Now, her elevated stature gets her the TOP billing in really bad movies.
Her latest star vehicle-- after the treacly "I Dreamed of Africa"-- is "Bless the Child," an unpleasant spiritual thriller that wants to be the girl version of "The Sixth Sense," but is actually a ludicrous mishmash of "The End of Days" and "The Omega Code."
Basinger plays Maggie O'Connor, a lonely (for some unexplained reason) psychiatric nurse who one December is presented with a newborn baby girl, courtesy of her junkie sister, Jenn (Angela Bettis.) This happens after Maggie is informed by a woman on a bus that the Star of Bethlehem has appeared for the first time in 2000 years.
This is typical of how the story is set up Thomas Rickman's clumsy script, with awkward expository dialogue in which people inform each other of things, many times things they already know, but have to tell US.
Six years later, Cody O'Connor (Holliston Coleman) is considered a "special needs" child, and is attending a Catholic school specializing in autistic children. Maggie is sure that Cody is not autistic, but has a special gift "She hears things that others do not." However, Maggie is singularly uncurious about it and doesn't explore the "gift" at all, just takes her to the school.

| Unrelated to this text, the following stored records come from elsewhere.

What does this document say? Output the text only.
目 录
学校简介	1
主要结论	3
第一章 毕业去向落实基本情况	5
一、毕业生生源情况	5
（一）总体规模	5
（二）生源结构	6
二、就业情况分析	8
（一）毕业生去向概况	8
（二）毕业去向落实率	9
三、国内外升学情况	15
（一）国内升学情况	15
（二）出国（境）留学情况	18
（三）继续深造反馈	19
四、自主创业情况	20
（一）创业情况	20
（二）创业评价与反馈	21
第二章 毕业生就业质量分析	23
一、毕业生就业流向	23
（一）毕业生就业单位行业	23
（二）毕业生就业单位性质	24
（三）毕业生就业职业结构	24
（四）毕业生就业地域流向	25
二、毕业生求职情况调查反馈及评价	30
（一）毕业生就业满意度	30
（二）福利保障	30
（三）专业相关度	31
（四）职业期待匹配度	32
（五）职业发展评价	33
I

Meanwhile, New York City is gripped with terror as 6 year old children with Cody's birthday are being kidnaped, branded with a Satanic symbol, and killed. Jimmy Smits plays an FBI Agent with the inexplicably WASPy name of John Travis, a "specialist in cult murders" who is assisting the NYPD.

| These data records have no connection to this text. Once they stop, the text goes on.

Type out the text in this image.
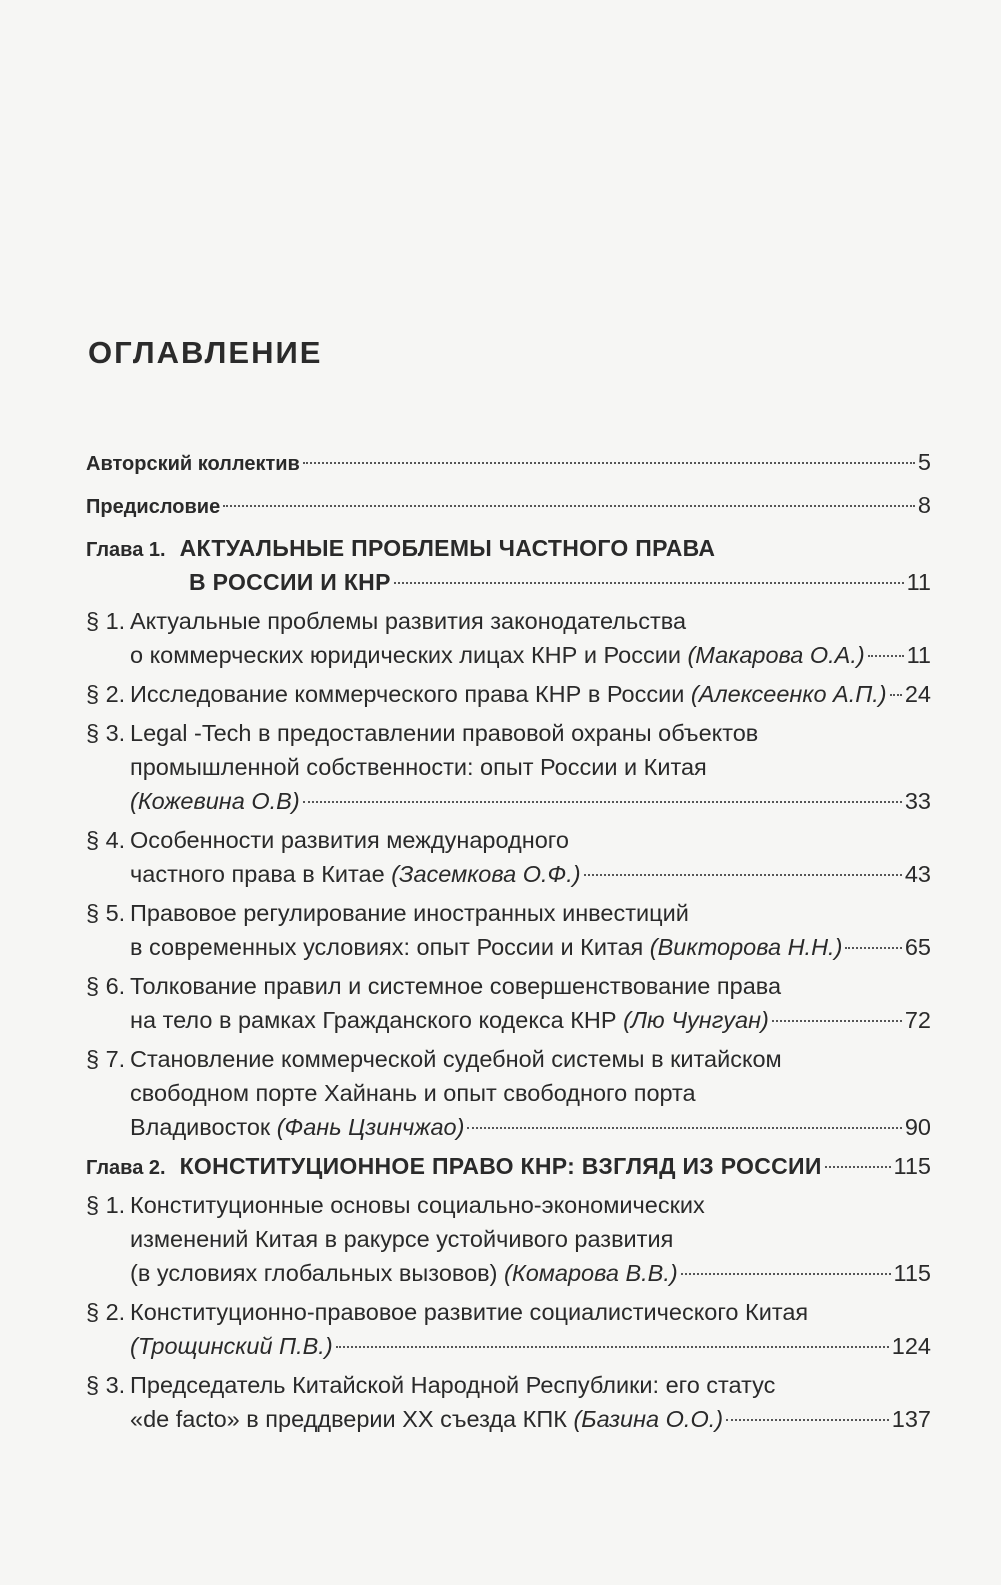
ОГЛАВЛЕНИЕ
Авторский коллектив	5
Предисловие	8
Глава 1. АКТУАЛЬНЫЕ ПРОБЛЕМЫ ЧАСТНОГО ПРАВА
В РОССИИ И КНР	11
§ 1. Актуальные проблемы развития законодательства
о коммерческих юридических лицах КНР и России
(Макарова О.А.) 11
§ 2. Исследование коммерческого права КНР в России
(Алексеенко А.П.) 24
§ 3. Legal -Tech в предоставлении правовой охраны объектов
промышленной собственности: опыт России и Китая
(Кожевина О.В)	33
§ 4. Особенности развития международного
частного права в Китае
(Засемкова О.Ф.)	43
§ 5. Правовое регулирование иностранных инвестиций
в современных условиях: опыт России и Китая
(Викторова Н.Н.)	65
§ 6. Толкование правил и системное совершенствование права
на тело в рамках Гражданского кодекса КНР
(Лю Чунгуан)	72
§ 7. Становление коммерческой судебной системы в китайском
свободном порте Хайнань и опыт свободного порта
Владивосток
(Фань Цзинчжао)	90
Глава 2. КОНСТИТУЦИОННОЕ ПРАВО КНР: ВЗГЛЯД ИЗ РОССИИ	115
§ 1. Конституционные основы социально-экономических
изменений Китая в ракурсе устойчивого развития
(в условиях глобальных вызовов)
(Комарова В.В.)	115
§ 2. Конституционно-правовое развитие социалистического Китая
(Трощинский П.В.)	124
§ 3. Председатель Китайской Народной Республики: его статус
«de facto» в преддверии XX съезда КПК
(Базина О.О.)	137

When Jenn shows up with a famous self-help guru, Eric Stark (Rufus Sewell) and forcibly takes custody of Cody, Maggie coincidentally runs into Travis at her local precinct, and Travis immediately makes the connection to his case. Smart guy.

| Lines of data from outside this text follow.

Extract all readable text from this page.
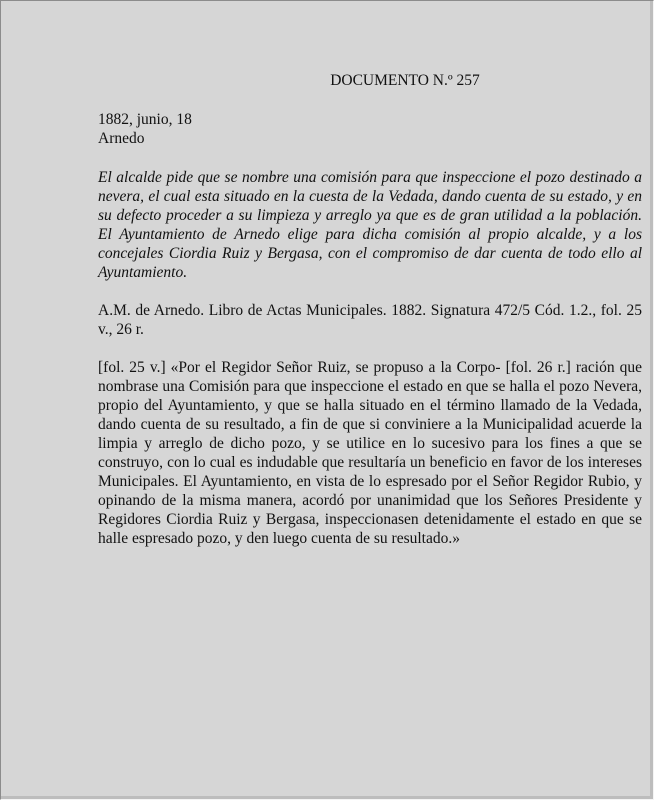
DOCUMENTO N.º 257

1882, junio, 18

Arnedo

El alcalde pide que se nombre una comisión para que inspeccione el pozo destinado a nevera, el cual esta situado en la cuesta de la Vedada, dando cuenta de su estado, y en su defecto proceder a su limpieza y arreglo ya que es de gran utilidad a la población. El Ayuntamiento de Arnedo elige para dicha comisión al propio alcalde, y a los concejales Ciordia Ruiz y Bergasa, con el compromiso de dar cuenta de todo ello al Ayuntamiento.

A.M. de Arnedo. Libro de Actas Municipales. 1882. Signatura 472/5 Cód. 1.2., fol. 25 v., 26 r.

[fol. 25 v.] «Por el Regidor Señor Ruiz, se propuso a la Corpo- [fol. 26 r.] ración que nombrase una Comisión para que inspeccione el estado en que se halla el pozo Nevera, propio del Ayuntamiento, y que se halla situado en el término llamado de la Vedada, dando cuenta de su resultado, a fin de que si conviniere a la Municipalidad acuerde la limpia y arreglo de dicho pozo, y se utilice en lo sucesivo para los fines a que se construyo, con lo cual es indudable que resultaría un beneficio en favor de los intereses Municipales. El Ayuntamiento, en vista de lo espresado por el Señor Regidor Rubio, y opinando de la misma manera, acordó por unanimidad que los Señores Presidente y Regidores Ciordia Ruiz y Bergasa, inspeccionasen detenidamente el estado en que se halle espresado pozo, y den luego cuenta de su resultado.»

But this is typical of how the plot in "Bless the Child" lurches along. People just show up and tell Maggie things-- like Christina Ricci in a cameo as a drug addict who has unaccountably been filled in by Stark's group on everything they plan, including the details of their version of the Slaughter of the Innocents.
Not only does Maggie coincidentally treat this young woman in the hospital when she comes in for an overdose, the hospital is apparently in the habit of giving out nurses' home telephone numbers to junkies who walk in off the street!
This is only one point in a plot that is filled with such silliness. Maggie never calls a lawyer for help in the custody dispute, just keeps barging into Stark's lairs so she can be captured then make a narrow, improbable escape; and she never calls Agent Travis for help, just reports to him how she almost got killed after the fact.
Holliston Coleman is quite good as Cody, particularly in her scenes with Stark, but Basinger is hopeless. She is at turns flat and shrill, with no modulating moods in between.
While the adults in this story seem convinced that Cody is autistic rather than a modern saint, it is notable that compared to Basinger's character, the little girl is VERY aware of what is going on around her!
The story tries to make some interesting spiritual parallels-- including a temptation scene of Cody that mirrors Christ's in the Gospels, and a final attempt by Stark to force Cody to embrace Satan that mocks both the sacrament of marriage and Jesus's crucifixion night.
But everything remotely interesting in this movie is overwhelmed by plot silliness and Basinger's terrible central performance-- not to mention the whole tasteless and brutal child murder plot with its repeated images of little burned arms.